Hukuki.NET


Yargıtay içtihatları bölümü

Yargıtay Kararı

 


T.C
Y A R G I T A Y
Yedinci Hukuk Dairesi

	E.	1992/5036
	K.	1992/21177
	T.	24.11.1992

*  KADASTRO TESBİTİNE İTİRAZ
*  BELGESİZ ZİLYETLİK YOLUYLA BİR ÇALIŞMA ALANINDA SULU TOPRAKTA 40, KURU
 TOPRAKTA 100 DÖNÜM TAŞINMAZ İKTİSABI

ÖZET : 3402 sayılı Kadastro Kanununun 14. maddesi hükmü ile belgesiz zilyetlik
 yoluyla bir çalışma alanında sulu toprakta 40, kuru toprakta 100 dönüm
 taşınmaz iktisabına olanak sağlanmıştır. Bu davada, davacının taşınmazın
 bulunduğu çalışma alanında kadastro girmeden önce belgesiz zilyedlik yoluyla
 taşınmaz edindiğini ileri sürerek tescil davası açmış ve taşınmazın
 bitişiğinde 100 dönüm taşınmazın adına tesciline karar verilmiş, böylece dava
 dışı 24 sayılı parsele revizyon gören tapu kaydı oluşturulmuştur.

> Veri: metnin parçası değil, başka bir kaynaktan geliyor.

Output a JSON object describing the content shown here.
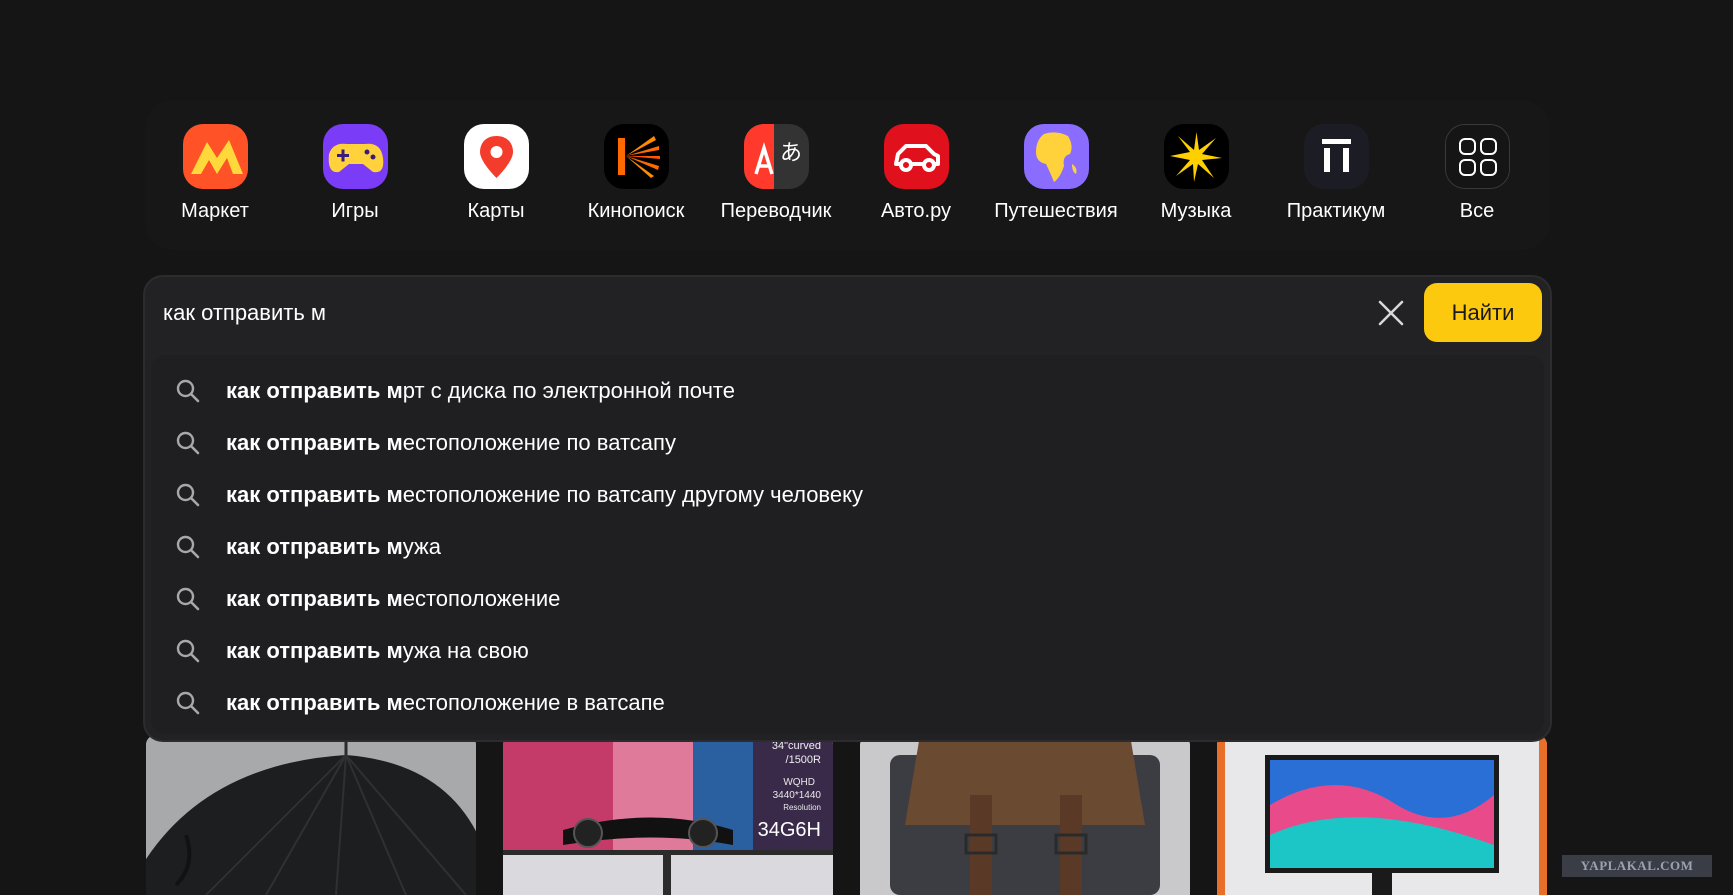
{
  "services": [
    {
      "label": "Маркет",
      "icon": "market-icon"
    },
    {
      "label": "Игры",
      "icon": "games-icon"
    },
    {
      "label": "Карты",
      "icon": "maps-icon"
    },
    {
      "label": "Кинопоиск",
      "icon": "kinopoisk-icon"
    },
    {
      "label": "Переводчик",
      "icon": "translator-icon"
    },
    {
      "label": "Авто.ру",
      "icon": "autoru-icon"
    },
    {
      "label": "Путешествия",
      "icon": "travel-icon"
    },
    {
      "label": "Музыка",
      "icon": "music-icon"
    },
    {
      "label": "Практикум",
      "icon": "practicum-icon"
    },
    {
      "label": "Все",
      "icon": "all-services-icon"
    }
  ],
  "search": {
    "value": "как отправить м",
    "button_label": "Найти"
  },
  "suggestions": [
    {
      "prefix": "как отправить м",
      "rest": "рт с диска по электронной почте"
    },
    {
      "prefix": "как отправить м",
      "rest": "естоположение по ватсапу"
    },
    {
      "prefix": "как отправить м",
      "rest": "естоположение по ватсапу другому человеку"
    },
    {
      "prefix": "как отправить м",
      "rest": "ужа"
    },
    {
      "prefix": "как отправить м",
      "rest": "естоположение"
    },
    {
      "prefix": "как отправить м",
      "rest": "ужа на свою"
    },
    {
      "prefix": "как отправить м",
      "rest": "естоположение в ватсапе"
    }
  ],
  "feed_cards": [
    {
      "icon": "umbrella-image",
      "caption": ""
    },
    {
      "icon": "curved-monitor-image",
      "spec_lines": [
        "34\"curved",
        "/1500R",
        "WQHD",
        "3440*1440",
        "Resolution"
      ],
      "model": "34G6H"
    },
    {
      "icon": "leather-bag-image",
      "caption": ""
    },
    {
      "icon": "monitor-image",
      "caption": ""
    }
  ],
  "watermark": "YAPLAKAL.COM",
  "colors": {
    "background": "#151515",
    "search_panel": "#222224",
    "find_button": "#fcc90e",
    "text": "#ffffff"
  }
}
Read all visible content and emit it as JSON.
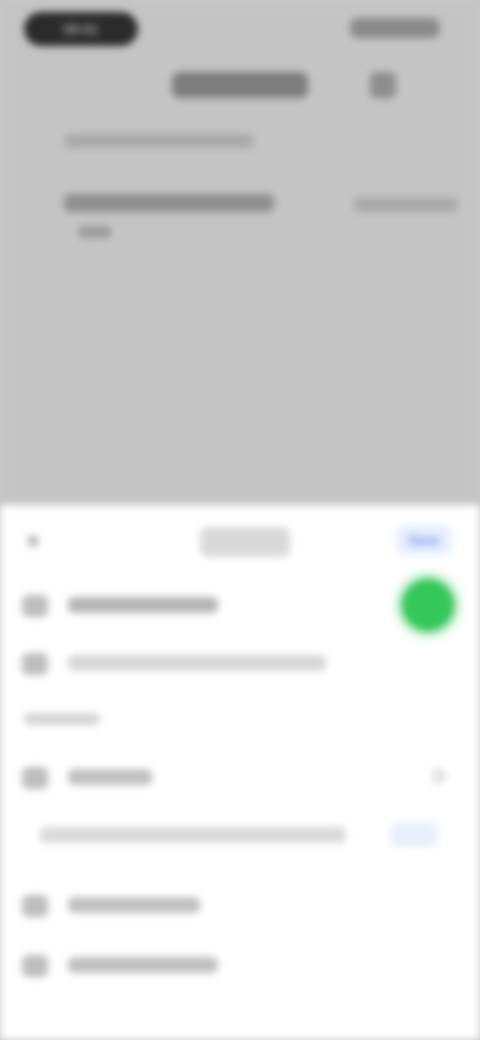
{
  "status": {
    "time": "09:41"
  },
  "sheet": {
    "close_label": "×",
    "save_label": "Save"
  },
  "icons": {
    "close": "close-icon",
    "chevron": "chevron-down-icon"
  },
  "colors": {
    "toggle_on": "#34c759",
    "accent": "#3b73e8",
    "scrim": "#c4c4c4"
  }
}
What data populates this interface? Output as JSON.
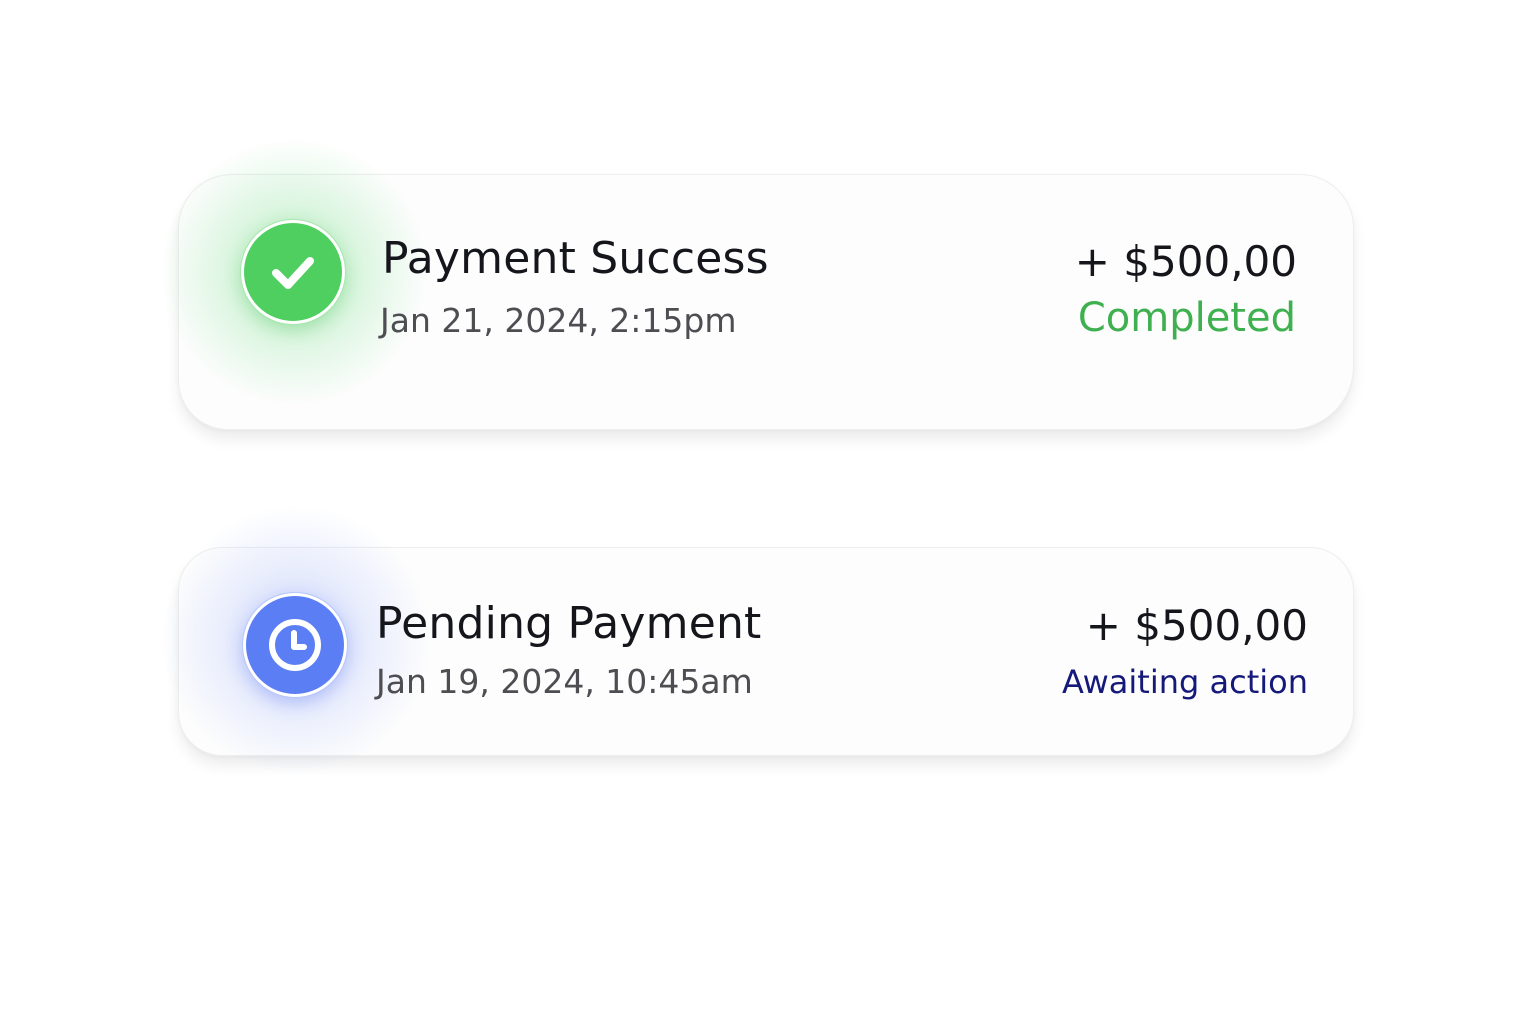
{
  "colors": {
    "success": "#3fb04f",
    "pending": "#151a7a",
    "success_icon_bg": "#4fcf5f",
    "pending_icon_bg": "#5b7ef4",
    "text_primary": "#15161c",
    "text_secondary": "#4d4d52"
  },
  "transactions": [
    {
      "icon": "check-icon",
      "title": "Payment Success",
      "datetime": "Jan 21, 2024, 2:15pm",
      "amount": "+ $500,00",
      "status": "Completed",
      "status_color": "#3fb04f"
    },
    {
      "icon": "clock-icon",
      "title": "Pending Payment",
      "datetime": "Jan 19, 2024, 10:45am",
      "amount": "+ $500,00",
      "status": "Awaiting action",
      "status_color": "#151a7a"
    }
  ]
}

Davacı
 belgesiz zilyetlik yoluyla 100 dönüm taşınmaz edindiğine göre aynı çalışma
 alanı, içersinde başka taşınmaz edinemez. 

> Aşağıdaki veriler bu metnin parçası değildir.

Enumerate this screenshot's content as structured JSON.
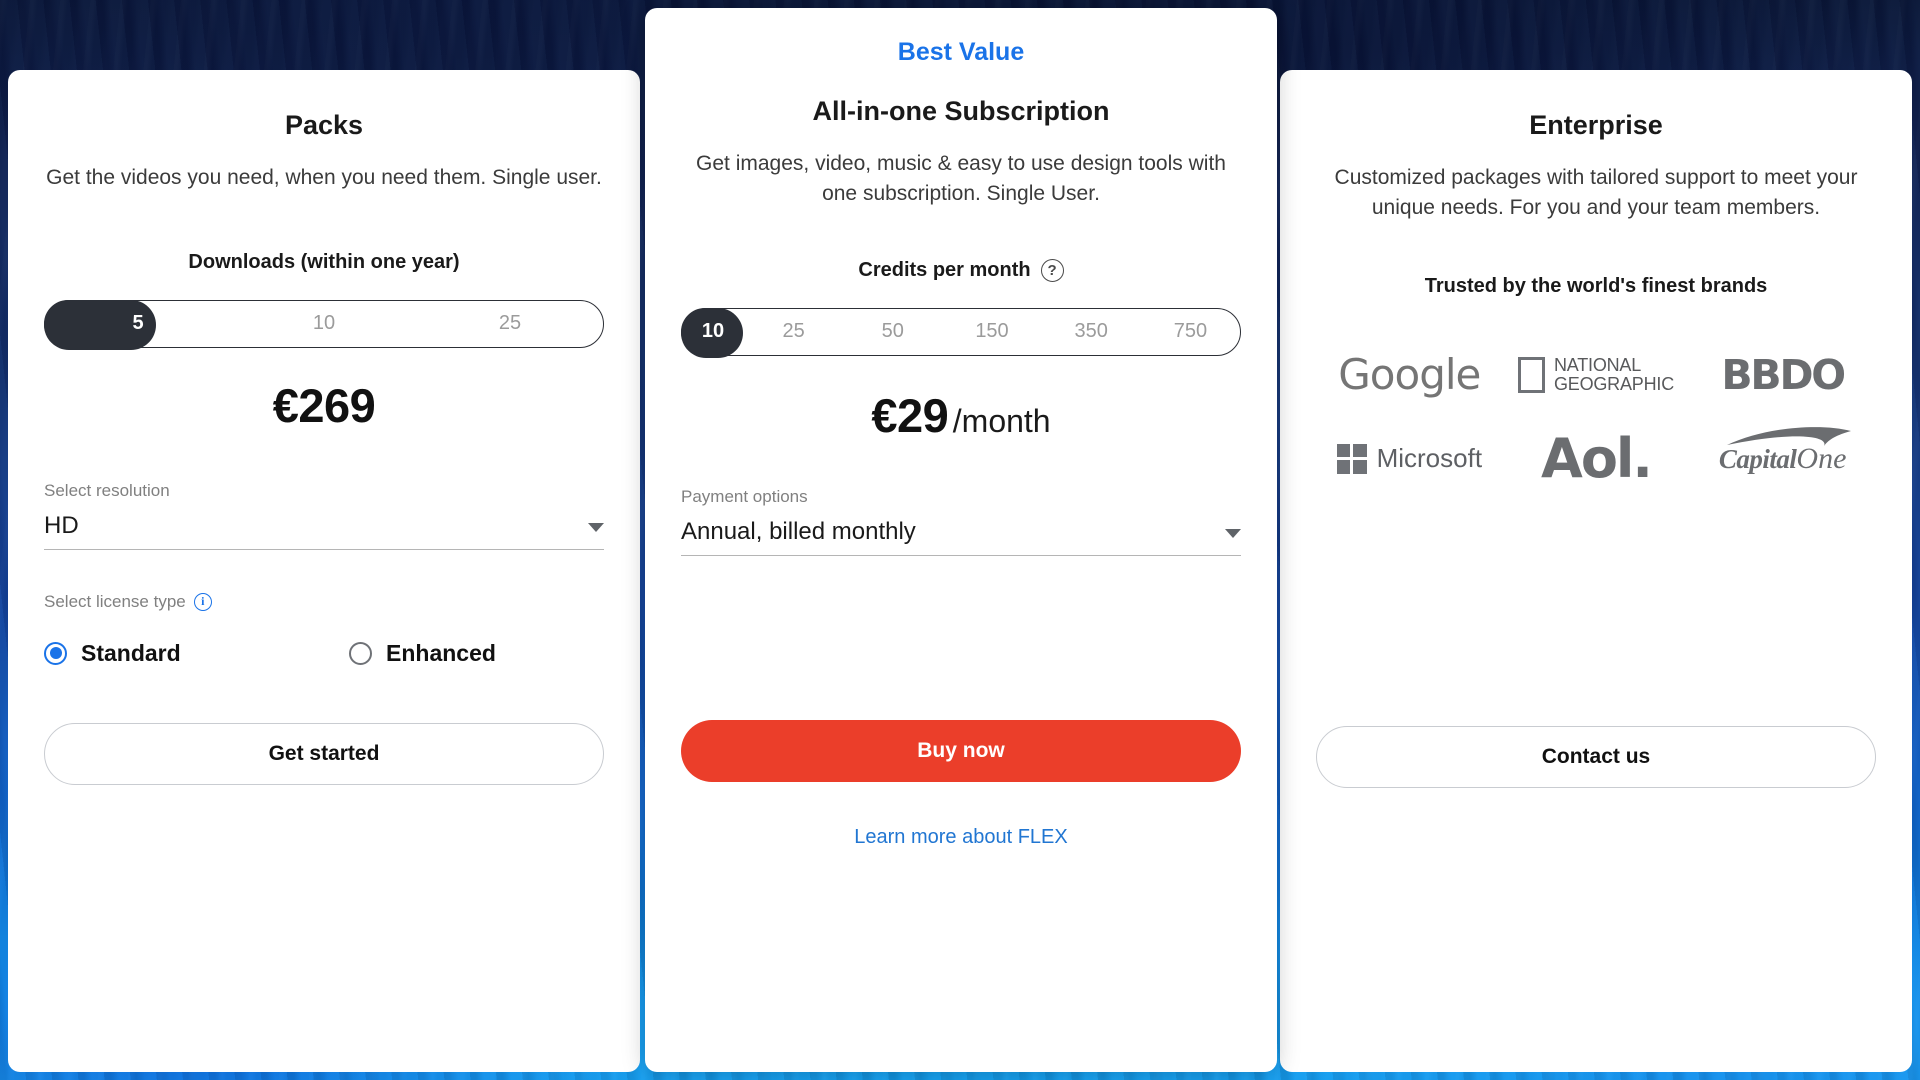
{
  "colors": {
    "accent_blue": "#1a73e8",
    "cta_red": "#eb3e2a",
    "pill_dark": "#2c3038",
    "link_blue": "#2176d2"
  },
  "packs_card": {
    "title": "Packs",
    "description": "Get the videos you need, when you need them. Single user.",
    "selector_label": "Downloads (within one year)",
    "options": [
      "5",
      "10",
      "25"
    ],
    "selected_option": "5",
    "price": "€269",
    "resolution_label": "Select resolution",
    "resolution_value": "HD",
    "license_label": "Select license type",
    "license_options": [
      {
        "label": "Standard",
        "selected": true
      },
      {
        "label": "Enhanced",
        "selected": false
      }
    ],
    "cta_label": "Get started",
    "info_icon": "info-circle-icon"
  },
  "subscription_card": {
    "badge": "Best Value",
    "title": "All-in-one Subscription",
    "description": "Get images, video, music & easy to use design tools with one subscription. Single User.",
    "selector_label": "Credits per month",
    "help_icon": "help-circle-icon",
    "options": [
      "10",
      "25",
      "50",
      "150",
      "350",
      "750"
    ],
    "selected_option": "10",
    "price": "€29",
    "price_suffix": "/month",
    "payment_label": "Payment options",
    "payment_value": "Annual, billed monthly",
    "cta_label": "Buy now",
    "link_label": "Learn more about FLEX"
  },
  "enterprise_card": {
    "title": "Enterprise",
    "description": "Customized packages with tailored support to meet your unique needs. For you and your team members.",
    "trusted_label": "Trusted by the world's finest brands",
    "brands": [
      {
        "name": "Google",
        "icon": "google-logo"
      },
      {
        "name": "NATIONAL GEOGRAPHIC",
        "icon": "national-geographic-logo",
        "line1": "NATIONAL",
        "line2": "GEOGRAPHIC"
      },
      {
        "name": "BBDO",
        "icon": "bbdo-logo"
      },
      {
        "name": "Microsoft",
        "icon": "microsoft-logo"
      },
      {
        "name": "Aol.",
        "icon": "aol-logo"
      },
      {
        "name": "CapitalOne",
        "icon": "capital-one-logo",
        "part1": "Capital",
        "part2": "One"
      }
    ],
    "cta_label": "Contact us"
  }
}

(3402 s. Kadastro K. m. 14)

Taraflar arasında kadastro tesbitinden doğan dava sonucunda verilen hükmün,
 Yargıtay'ca incelenmesi istenilmekle; temyiz isteminin yasal süresinde olduğu
 anlaşıldı, tetkik raporu ve dosyadaki kağıtlar okundu:

Kadastro sırasında 356 ada 32 parsel sayılı 41.300 m2. yüzölçümündeki taşınmaz
 dava dışı 24 sayılı parselin miktar fazlası olarak Hazine adına tesbit
 edilmiştir. Davacılar, belgesiz zilyetliğe dayanarak dava açmıştır. Mahkemece
 davanın kabulüne, taşınmazın davacılar adına tapuya tesciline karar verilmiş;
 hüküm davalı Hazine tarafından temyiz edilmiştir.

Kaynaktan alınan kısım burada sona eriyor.